By Joe Feeley, Editor in Chief
There are plenty of reasons for me to want to talk about our plans for Control Design 2010. Let's face it, 2009 can't go away fast enough to suit most of us.
I don't know anyone in the manufacturing space—or this publishing industry that serves it—who thought '09 could be as bad as it turned out to be. We knew it was going to be trouble. Just not this much trouble.
I don't have illusions about the start of 2010. Recovery back toward a healthy order book is going to take a long while. Recovery to a point that you can consider hiring or rehiring needed automation talent is going to take even longer than that.
I hope many of you used the slowdown to evaluate your automation strategy with customer needs going forward. As I wrote before, if you don't get to it now, it might very well be opportunity lost when things begin to bubble again. Your customers, new and old, will be a lot less likely to listen.
We evaluated our Control Design content strategy for next year and decided to try something new with the homegrown videos we provide at www.ControlDesign.com/multimedia. From '07 to '09, we've provided a series of market intelligence reports on particular automation technologies that reported the results of surveys, each including expert analysis by a machine builder or system integrator.
We also shot spotlight videos on machine builder shop floors and at some trade events to examine the automation choices made for those machines and talked directly with the company's automation experts about those choices.
The videos are faithful to our mission to provide user-focused content just as we do with print. We do that better and more zealously than anyone.
We plan to expand the premise in 2010 with videos that reveal key findings from some of the topics we'll address in cover stories. Topics include how to retain automation talent, "green" requirements for machine builders, reducing time to market and industrial machines of the future.

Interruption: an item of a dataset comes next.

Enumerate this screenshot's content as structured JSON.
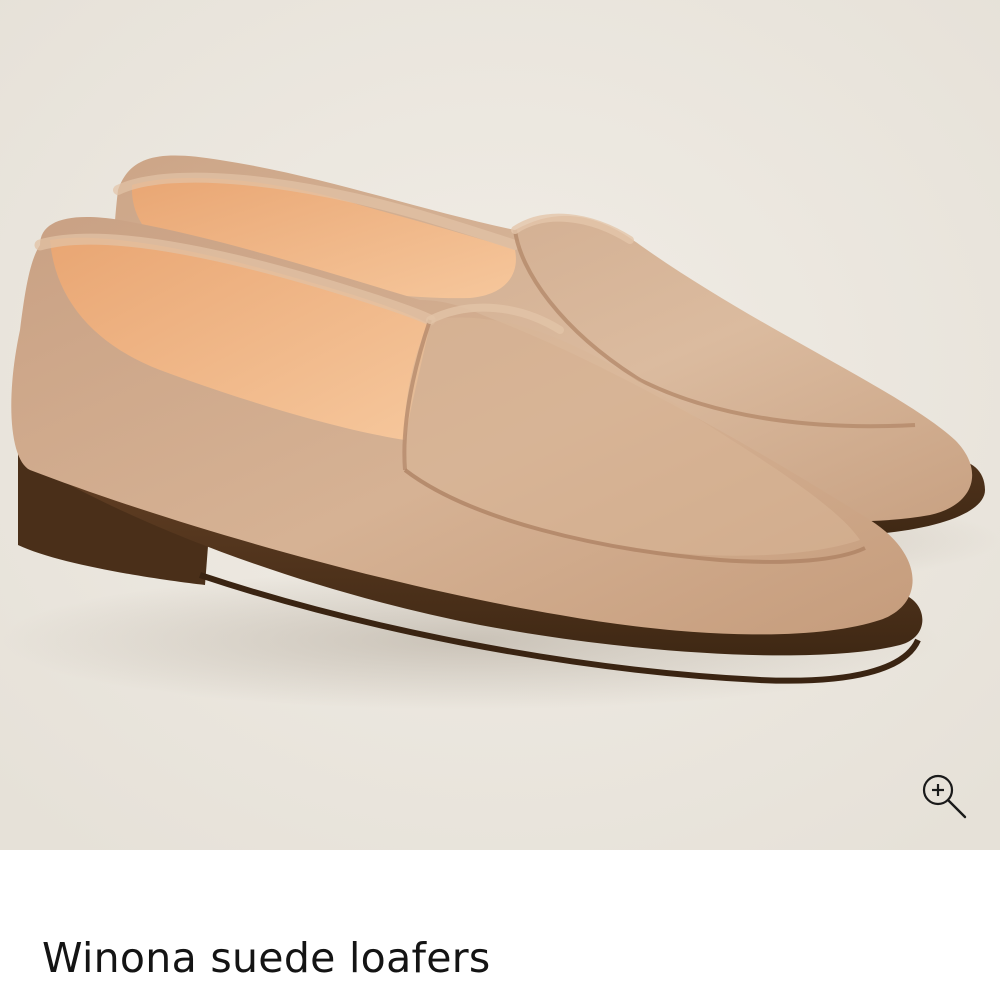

So, I need volunteers, who'll not only contribute as they do with our written articles, but also be up for spending a little time with us in front of a camera.
The machine builders who've made videos with us before tell us it's a real chick magnet for them.
Now that's not even the least bit true, but if you enjoy being quoted in an article and showing it off some, this is way more fun. Best of all, you'll help add to the collective body of knowledge in the subject we're covering.
Ideal candidates probably are those in our geographic area—easier to shoot—or who will be at an event or trade show that we'll be attending. Regardless, tell me if you're interested. We'll arrange it all far enough in advance to handle the busiest schedules.
So get ready to smile, for your closeup among other reasons, as we take on another year.